In the wake of the ‘Luxembourg Leaks’ investigation exposing the secret deals which have allowed multinational companies to dodge taxes on a massive scale, a new report reveals that governments across the European Union are failing to live up to their pledges to tackle tax abuse.

The report, Hidden Profits, from the economic justice network Eurodad, which includes Christian Aid, compares 15 EU countries’ performance on combatting tax dodging and ensuring financial transparency.

It finds that while some countries are better than others, those surveyed are all still failing to implement measures that would help end tax abuses that cost both developed and developing countries billions of euros every year.

Joseph Stead, Christian Aid’s senior economic justice adviser, said: “We’ve examined whether EU governments are delivering on their promises to fight tax dodging and financial opacity, and the result is very disappointing.

“Progress is extremely slow and some countries even seem to be moving backwards. There is also a lack of coherence; some countries talk a good game on wanting to support countries generate taxes, but a number of those we looked at have struck tax treaties with developing countries that have effectively forced down the tax rate in those countries.

“As we have seen with the Luxembourg Leaks scandal, while our leaders are failing to fix the tax system, multinationals continue to dodge taxes in Europe as well as in the world’s poorest countries, where income from corporate taxation is desperately needed.”

Measures called for by Christian Aid and other groups from the STOP Tax Dodging Campaign include country-by-country reporting to make multinationals reveal the profits made, and taxes paid, in every country where they operate.
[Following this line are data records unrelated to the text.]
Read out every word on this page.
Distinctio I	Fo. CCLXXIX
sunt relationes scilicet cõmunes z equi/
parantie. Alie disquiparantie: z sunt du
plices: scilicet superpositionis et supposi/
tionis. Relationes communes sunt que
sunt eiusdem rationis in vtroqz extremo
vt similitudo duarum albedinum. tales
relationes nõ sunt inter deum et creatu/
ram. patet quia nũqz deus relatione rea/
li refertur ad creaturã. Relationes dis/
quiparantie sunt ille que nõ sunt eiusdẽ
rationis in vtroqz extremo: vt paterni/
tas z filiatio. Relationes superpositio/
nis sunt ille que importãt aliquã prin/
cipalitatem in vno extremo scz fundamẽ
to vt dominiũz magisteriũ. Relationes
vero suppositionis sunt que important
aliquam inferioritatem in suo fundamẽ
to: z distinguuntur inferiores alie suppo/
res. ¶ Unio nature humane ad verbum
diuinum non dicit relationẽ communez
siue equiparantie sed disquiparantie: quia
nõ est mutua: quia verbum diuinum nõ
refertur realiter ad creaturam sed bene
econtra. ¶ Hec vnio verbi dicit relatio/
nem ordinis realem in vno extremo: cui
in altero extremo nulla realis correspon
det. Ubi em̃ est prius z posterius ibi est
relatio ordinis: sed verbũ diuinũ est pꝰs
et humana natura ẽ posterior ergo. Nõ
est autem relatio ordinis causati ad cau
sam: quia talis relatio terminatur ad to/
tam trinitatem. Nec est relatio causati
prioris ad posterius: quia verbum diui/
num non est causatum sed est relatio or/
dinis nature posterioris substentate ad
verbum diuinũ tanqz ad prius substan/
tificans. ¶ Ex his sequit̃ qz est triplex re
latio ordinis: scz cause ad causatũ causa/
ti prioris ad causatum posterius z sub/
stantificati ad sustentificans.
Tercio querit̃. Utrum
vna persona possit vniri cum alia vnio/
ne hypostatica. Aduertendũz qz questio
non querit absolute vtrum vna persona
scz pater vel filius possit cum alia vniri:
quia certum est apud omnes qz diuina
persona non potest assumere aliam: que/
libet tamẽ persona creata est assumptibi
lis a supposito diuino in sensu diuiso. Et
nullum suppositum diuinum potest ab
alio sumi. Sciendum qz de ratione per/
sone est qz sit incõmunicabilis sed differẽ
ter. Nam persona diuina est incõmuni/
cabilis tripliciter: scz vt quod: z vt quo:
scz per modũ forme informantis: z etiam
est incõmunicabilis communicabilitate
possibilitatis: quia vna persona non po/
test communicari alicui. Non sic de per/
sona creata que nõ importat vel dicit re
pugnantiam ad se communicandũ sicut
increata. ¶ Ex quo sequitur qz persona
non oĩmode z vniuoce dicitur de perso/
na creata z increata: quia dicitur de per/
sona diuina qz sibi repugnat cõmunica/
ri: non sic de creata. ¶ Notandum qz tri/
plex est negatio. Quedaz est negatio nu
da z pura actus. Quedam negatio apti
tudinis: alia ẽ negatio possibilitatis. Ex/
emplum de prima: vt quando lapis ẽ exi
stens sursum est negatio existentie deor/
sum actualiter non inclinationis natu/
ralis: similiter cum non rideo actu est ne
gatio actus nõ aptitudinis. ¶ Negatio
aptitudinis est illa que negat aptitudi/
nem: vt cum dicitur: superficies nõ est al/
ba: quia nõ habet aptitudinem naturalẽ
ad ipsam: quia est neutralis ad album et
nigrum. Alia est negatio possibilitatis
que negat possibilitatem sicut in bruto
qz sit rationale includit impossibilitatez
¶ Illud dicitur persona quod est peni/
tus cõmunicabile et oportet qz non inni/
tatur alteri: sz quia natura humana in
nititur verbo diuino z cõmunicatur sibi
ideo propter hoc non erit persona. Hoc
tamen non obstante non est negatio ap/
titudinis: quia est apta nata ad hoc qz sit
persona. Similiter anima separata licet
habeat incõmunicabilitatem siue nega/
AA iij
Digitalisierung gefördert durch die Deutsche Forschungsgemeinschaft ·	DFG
The exchange of taxpayer information between jurisdictions should be automatic, and there should be public registers of the identities of the beneficial owners of businesses to tackle tax haven secrecy.
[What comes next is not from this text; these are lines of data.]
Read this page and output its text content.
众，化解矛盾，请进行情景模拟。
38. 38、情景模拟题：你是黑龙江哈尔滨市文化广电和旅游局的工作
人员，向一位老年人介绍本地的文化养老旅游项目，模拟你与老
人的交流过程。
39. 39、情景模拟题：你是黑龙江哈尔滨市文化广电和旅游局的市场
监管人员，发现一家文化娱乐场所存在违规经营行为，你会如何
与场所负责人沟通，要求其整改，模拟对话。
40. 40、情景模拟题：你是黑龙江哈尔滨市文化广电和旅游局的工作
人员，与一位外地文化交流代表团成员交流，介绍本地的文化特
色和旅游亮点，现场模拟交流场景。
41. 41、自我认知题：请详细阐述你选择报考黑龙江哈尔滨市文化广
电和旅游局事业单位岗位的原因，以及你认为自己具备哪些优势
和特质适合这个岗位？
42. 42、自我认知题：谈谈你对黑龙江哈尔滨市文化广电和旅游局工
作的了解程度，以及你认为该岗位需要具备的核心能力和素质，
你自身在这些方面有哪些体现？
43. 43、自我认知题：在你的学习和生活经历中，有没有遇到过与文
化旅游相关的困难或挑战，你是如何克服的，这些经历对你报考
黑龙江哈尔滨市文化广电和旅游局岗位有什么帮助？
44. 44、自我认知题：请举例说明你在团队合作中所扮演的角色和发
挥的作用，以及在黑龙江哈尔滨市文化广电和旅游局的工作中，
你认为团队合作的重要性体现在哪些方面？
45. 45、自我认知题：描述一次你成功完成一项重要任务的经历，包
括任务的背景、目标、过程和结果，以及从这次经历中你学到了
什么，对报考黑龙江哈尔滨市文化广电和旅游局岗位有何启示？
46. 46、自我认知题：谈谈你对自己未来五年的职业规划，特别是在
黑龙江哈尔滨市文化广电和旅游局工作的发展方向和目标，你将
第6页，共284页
A direct comparison of the 15 countries found that:

• Although the UK backs the creation of a public register of the beneficial owners of companies registered here, it emerged as a staunch opponent of country- by-country reporting when the EU considered introducing it in early 2014, and ultimately blocked the initiative.

• France is currently the strongest country on issues of transparency and reporting rules for multinational corporations and has actively championed the issue. Even so, there is not a coherent approach on tax and development; its vast range of tax treaties have a caused substantial lowering of developing country tax rates, meaning vital revenues are being lost.
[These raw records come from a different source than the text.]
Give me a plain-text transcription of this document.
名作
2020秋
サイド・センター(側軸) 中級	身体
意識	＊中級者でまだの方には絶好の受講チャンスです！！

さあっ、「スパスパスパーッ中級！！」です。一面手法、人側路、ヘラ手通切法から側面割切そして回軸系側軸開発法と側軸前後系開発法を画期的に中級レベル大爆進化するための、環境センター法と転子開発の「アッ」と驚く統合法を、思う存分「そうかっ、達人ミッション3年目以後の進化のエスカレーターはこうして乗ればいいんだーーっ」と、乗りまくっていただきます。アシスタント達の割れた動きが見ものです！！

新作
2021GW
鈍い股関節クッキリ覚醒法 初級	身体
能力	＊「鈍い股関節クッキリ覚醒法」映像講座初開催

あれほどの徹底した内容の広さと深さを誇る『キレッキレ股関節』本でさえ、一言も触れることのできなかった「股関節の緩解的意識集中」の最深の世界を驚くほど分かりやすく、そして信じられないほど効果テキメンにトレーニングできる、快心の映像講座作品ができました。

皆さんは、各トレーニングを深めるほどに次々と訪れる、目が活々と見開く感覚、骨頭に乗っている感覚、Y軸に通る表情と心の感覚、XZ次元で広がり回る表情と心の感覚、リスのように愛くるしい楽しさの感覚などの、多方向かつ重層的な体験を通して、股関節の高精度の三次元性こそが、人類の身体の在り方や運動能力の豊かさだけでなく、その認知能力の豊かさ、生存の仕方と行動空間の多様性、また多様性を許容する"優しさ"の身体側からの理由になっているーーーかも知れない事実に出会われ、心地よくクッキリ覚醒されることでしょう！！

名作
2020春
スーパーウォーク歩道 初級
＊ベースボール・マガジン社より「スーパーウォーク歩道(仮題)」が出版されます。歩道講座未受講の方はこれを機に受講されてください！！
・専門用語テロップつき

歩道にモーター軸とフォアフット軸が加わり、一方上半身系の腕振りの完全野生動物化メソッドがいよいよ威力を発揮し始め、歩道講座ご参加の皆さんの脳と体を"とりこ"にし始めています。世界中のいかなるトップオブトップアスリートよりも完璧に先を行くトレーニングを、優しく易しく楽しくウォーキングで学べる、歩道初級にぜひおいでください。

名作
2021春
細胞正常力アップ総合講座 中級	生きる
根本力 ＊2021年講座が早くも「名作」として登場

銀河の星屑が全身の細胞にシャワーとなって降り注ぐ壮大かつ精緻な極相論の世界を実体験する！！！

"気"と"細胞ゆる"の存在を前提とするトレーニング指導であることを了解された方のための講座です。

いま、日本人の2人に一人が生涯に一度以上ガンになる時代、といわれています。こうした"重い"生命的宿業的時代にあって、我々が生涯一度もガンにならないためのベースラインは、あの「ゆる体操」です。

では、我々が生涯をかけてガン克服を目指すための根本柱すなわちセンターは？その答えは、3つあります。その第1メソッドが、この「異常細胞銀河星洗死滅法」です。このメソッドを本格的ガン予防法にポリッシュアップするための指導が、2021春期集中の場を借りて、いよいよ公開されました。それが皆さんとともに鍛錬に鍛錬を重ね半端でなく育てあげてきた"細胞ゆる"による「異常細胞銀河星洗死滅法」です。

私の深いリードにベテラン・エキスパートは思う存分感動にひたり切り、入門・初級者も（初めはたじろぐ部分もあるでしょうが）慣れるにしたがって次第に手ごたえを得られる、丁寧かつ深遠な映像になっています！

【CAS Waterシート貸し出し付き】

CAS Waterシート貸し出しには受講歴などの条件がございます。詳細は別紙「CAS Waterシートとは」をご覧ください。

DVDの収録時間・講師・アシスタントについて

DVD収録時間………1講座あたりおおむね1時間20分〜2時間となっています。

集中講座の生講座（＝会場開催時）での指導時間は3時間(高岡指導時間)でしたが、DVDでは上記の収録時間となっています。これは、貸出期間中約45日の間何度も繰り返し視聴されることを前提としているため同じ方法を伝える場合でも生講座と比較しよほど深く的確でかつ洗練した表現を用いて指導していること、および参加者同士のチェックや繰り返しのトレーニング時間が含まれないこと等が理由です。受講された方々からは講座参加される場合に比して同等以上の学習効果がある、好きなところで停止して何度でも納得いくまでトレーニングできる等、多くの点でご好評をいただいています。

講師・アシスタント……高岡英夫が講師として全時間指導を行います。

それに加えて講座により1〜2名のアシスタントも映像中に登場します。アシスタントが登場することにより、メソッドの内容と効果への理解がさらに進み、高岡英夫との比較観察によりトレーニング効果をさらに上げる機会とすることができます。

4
• Germany, Luxembourg, the Netherlands, Spain and Sweden are all bad performers on transparency, either in relation to the lack of information they give about company ownership at the national level or because they are resisting EU-wide initiatives to promote transparency on company ownership. This secrecy is helping companies to dodge taxes and shift profits into tax havens.

• Spain has managed to negotiate the largest reductions in tax rates through its tax treaties with developing countries, which are then losing out on tax revenues.

This week, key negotiations about the global tax system take place on two fronts – in the EU, and at the G20 in Australia. At the EU level, there is deadlock between the Council of Ministers and the European Parliament over the introduction of registers of beneficial owners.

MEPs and a number of countries want such registers introduced, but Germany in particular regards them as an invasion of privacy. One point of contention between EU member states is that although the UK has backed such a register enthusiastically, it says it will not require the ownership of trusts to be revealed.

The issue is likely to be raised at the G20 summit, which starts on Saturday. Also under discussion will be a progress report from the Organisation of Economic Co-operation and Development (OECD) on measures to tackle corporate tax dodging.

The OECD Action Plan on Base Erosion Profit Shifting is looking at a range of measures, including addressing transfer mispricing, which involves subsidiaries of a multinational trading between themselves to move profits offshore to minimise their tax liability. Although developing countries suffer most from the practice, their involvement in the OECD process has been limited.

“Our report shows that many EU governments are refusing to give the poorest countries a seat at the table when the global tax standards are negotiated,” said Mr Stead. “Instead, they hide behind closed doors in rich country clubs like the OECD and the G20 and decide on policies that may work for themselves but fail the poor.

“But the lack of global cooperation between governments is a key reason why the tax system became such a mess in the first place. The tax system is in a state of emergency, and it’s time for governments to find ambitious global solutions that also work for the poor.”